Proteins are the basic building blocks of our muscles, skin, hair, and even hormones. An adult should consume about 0.8 grams of protein per kilogram of body weight per day, according to the U.S. Department of Health (NIH, 2021). But it's important where these proteins come from. Diet is like a garden: you can plant flowers or weeds – and the result is completely different.
Pork – local, but often full of undesirable substances
In our countryside, pork has always been honored, especially during bigger holidays. However, things aren't as they used to be nowadays. Industrial pig farming often takes place under inhumane conditions. A study by the European Food Safety Authority (EFSA, 2020) showed that up to 70% of pigs in intensive farming receive antibiotics, often preventively. These antibiotics can remain in the meat and, in the long run, harm our health.
Additionally, research has shown that industrially processed pork can contain more viruses and bacteria that are drug-resistant (Source: WHO, 2019). But if you buy pork from a farmer who raises animals on pasture and feeds them clean, natural food, you'll get quality meat, rich in B vitamins and iron.
Even though a kilo of organic pork can cost up to 30% more than regular, it pays off in the long run – both in taste and in health.
Peanuts – a tiny snack with a dark side
Peanuts, which came to our region from the American continent, are indeed tempting. They're full of protein – there are as many as 25 grams in 100 grams, nearly half the recommended daily amount. Yet there's a trap with peanuts: molds.
The main problem is aflatoxin – a toxic substance produced by molds (Aspergillus fungi), especially in warm and humid environments. Aflatoxin is one of the strongest natural carcinogens known. The World Health Organization (WHO) classifies it in the top group of carcinogenic substances.
Besides potentially causing liver cancer, it also affects the immune system and digestion. In 2014, scandals broke out in Slovenia due to the presence of aflatoxin in milk, showing how widespread this problem can be.
That's why it's wise to replace peanuts with almonds or walnuts, which are also rich sources of protein and healthy fats but are much less prone to mold.
Processed soy – not everything that glitters is gold in the vegan world
Soy is often the first choice among vegans and vegetarians. But there’s an important difference here: are we consuming fermented or processed soy?
Processed soy, used in products like tofu, soy milk, and various meat substitutes, is produced with industrial processes that use a lot of chemicals. Additionally, soy contains phytic acid – a substance that prevents the body from properly absorbing minerals such as iron, zinc, and calcium.
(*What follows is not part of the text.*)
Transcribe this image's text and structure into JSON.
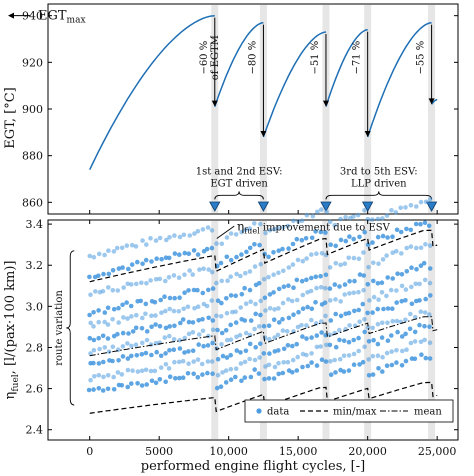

Phytic acid (also known as an antinutrient) works by binding minerals and flushing them out of the body.
The American Institute for Nutrition and Health (INH, 2020) warns that long-term consumption of large amounts of processed soy can lead to deficiency of key minerals, causing fatigue, weakened immunity, and bone problems.
On the other hand, fermented soy products such as tempeh and miso contain more digestible nutrients and even beneficial bacteria for the gut. Fermentation is a natural process where good bacteria process the food and enrich it – much like fermenting cabbage in our grandmothers’ pantries.
Meat products – the invisible enemy to health
You’ve probably already heard the news that the World Health Organization has listed processed meat among carcinogenic substances. Processed meat means sausages, hot dogs, salami, bacon – anything that's been salted, smoked, cured, or otherwise processed.
Research published in The Lancet (2015) found that daily consumption of 50 grams of processed meat (about one sausage) increases the risk of colon cancer by 18%. This means that every bite counts.
Processed meat contains nitrates and nitrites – preservatives that can form harmful compounds called nitrosamines in the body. Nitrosamines are associated not only with cancer but also with an increased risk of heart disease.
However, it’s not all bad. If you choose meat products from homemade production, where the meat is air-dried, salted with moderate amounts of salt and no additives, and if you consume these only occasionally, you greatly reduce the risk.
Why is it important to choose wisely?
Our grandmothers used to know very well that not every snack is good for the body, even if it makes the soul happy for a moment. So, the goal is not to completely cut out pork, peanuts, tofu, or sausages from your life. The key is to know the background. To know when, how much, and which one to choose.
Don't forget – your body is like a temple, you shouldn't build it with bad bricks. So, when selecting proteins, don't just look at the quantity, but the quality as well.
If you really want to give your body the best, choose natural sources of protein, like farm eggs (a medium egg contains about 6 grams of protein), lentils (raw lentils have as much as 26 grams of protein per 100 grams), or nuts and seeds.
As our elders taught us: What you put in the pot, you will eat. What you put in the body, that will strengthen you ... or weaken you.